Session Zero: Setting Expectations Before You Play

Before a single die rolls, before anyone argues about whether the rogue should have sneak attacked that skeleton, the most consequential conversation at any D&D table is the one that happens before the campaign begins. Session Zero is that conversation — a dedicated pre-game meeting where players and the Dungeon Master establish shared expectations, build characters collaboratively, and agree on the kind of story everyone is gathering to tell.

Definition and scope

Session Zero is a structured pre-campaign session with no combat, no plot, and no experience points. Its entire purpose is alignment — the social kind, not the lawful-good kind. The term is used broadly in the tabletop roleplaying community to describe any deliberate pre-play meeting where a group negotiates the parameters of their game before committing to them.

The scope of a Session Zero can range from a 90-minute coffee shop conversation to a full four-hour online meeting with shared documents. What makes it a Session Zero rather than just "chatting about D&D" is intentionality: there is an agenda, specific topics get addressed, and the group leaves with actual decisions made. The Dungeon Master's Guide (Wizards of the Coast, 5th Edition) explicitly recommends this kind of pre-campaign discussion as a foundational step, particularly for groups incorporating complex themes or new players.

Session Zero applies equally to online and in-person play, though the logistics differ. A remote group might use a shared Google Doc or a dedicated Discord channel to capture agreements in writing — a small extra step that pays dividends six sessions in when someone genuinely cannot remember whether the table agreed to allow character death by vote.

How it works

A functional Session Zero moves through roughly four topic areas, not necessarily in this order, but all requiring deliberate attention:

  1. Campaign tone and themes — Is this a gritty, morally grey political thriller? A swashbuckling heist romp? High fantasy with talking badgers? The DM presents the campaign's intended feel, and players flag whether it matches what they want out of the next six to eighteen months of their lives.

  2. Content boundaries and safety tools — The group identifies what content is off the table entirely, what requires a check-in, and what safety mechanics will be in use.
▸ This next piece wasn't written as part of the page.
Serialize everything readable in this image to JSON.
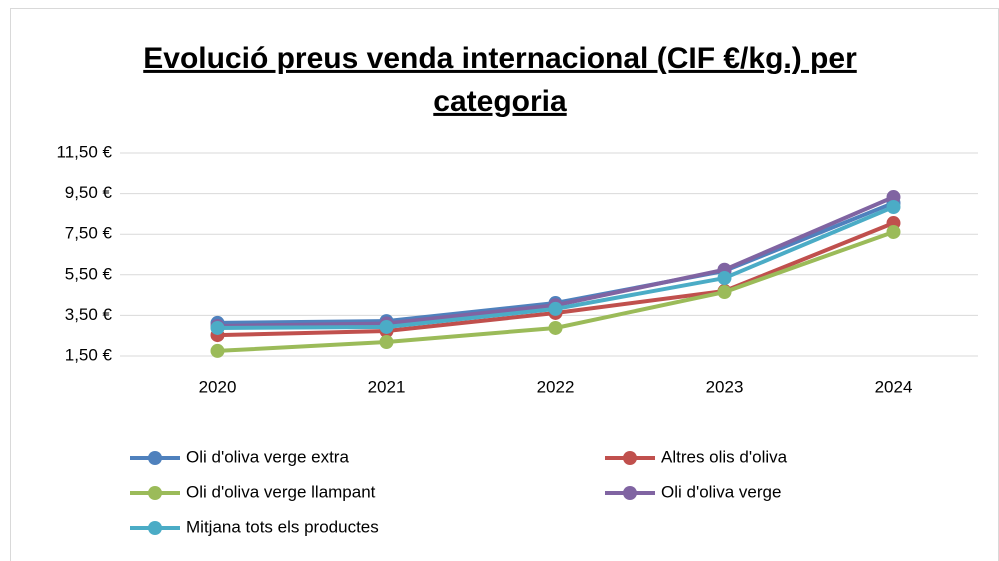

Tools like the X-Card (developed by John Stavropoulos) or the Lines and Veils framework give everyone a low-friction way to steer away from content that isn't working for them in the moment. This topic gets its own dedicated coverage in safety tools and table etiquette, but skipping it in Session Zero is among the most common reasons campaigns implode at session eight.

  3. Character creation and party composition — Players build or at least sketch their characters together, cross-referencing backstory connections and checking whether the party composition makes mechanical sense for the campaign type. A group running 5 Charisma-dump-stat characters into a political intrigue campaign is setting up a very specific kind of suffering.

  4. Table logistics — Start and end times, food policy, phone etiquette, how often the group will meet. These feel mundane until someone shows up forty minutes late for the fifth consecutive session.

Common scenarios

Session Zero looks different depending on the group's context, and those differences matter.

New players joining an experienced table. Here, Session Zero functions almost as an orientation. The DM walks new players through the basics covered in character creation and the rules that will come up constantly — things like saving throws and skill checks. Experienced players often speed through this, but slowing down prevents a new player from spending three sessions confused about opportunity attacks.

Experienced group starting a new campaign. The focus shifts almost entirely to tone, themes, and character backstory integration. A group of five veterans who have played together for years still needs to agree that this campaign is a dark horror game where resurrection magic is extremely rare — because that changes every decision a player makes about their character from session 1.

Convention or one-shot play. Session Zero compresses into 10 to 15 minutes at the table start. The DM states the tone, runs a quick check on content comfort, and confirms any house rules. Brief, but still essential.

Decision boundaries

The most productive Session Zero conversations are the ones that produce actual, written agreements rather than vague mutual nods. Three areas are worth drawing clear lines around:

House rules versus core rules. The group should agree on which homebrew rules and content will be in play and which sections of the core rules will be followed as written. Ambiguity here generates more mid-combat arguments than any other single factor.

Player agency versus DM authority. Even at a collaborative table, someone makes the final call on rulings. Establishing that boundary beforehand — ideally landing on something like "DM rules in the moment, group discusses after session if needed" — prevents the kind of mid-session procedural debate that drains energy from everyone at the table.

Character death and failure states. Does this campaign feature permanent character death? Is resurrection freely available? Can a session end in total party defeat and a campaign reset? These aren't hypothetical questions. Every dungeon master has watched a player emotional spiral at the death of a beloved character because the table never agreed on whether that was even on the table.

Session Zero is where the game's social contract gets written. Everything else — the dice, the monsters, the character classes, the whole architecture of D&D reachable from the homepage — runs on top of that foundation. The session itself might not feel like playing. That's the point. It's the work that makes the play worth having.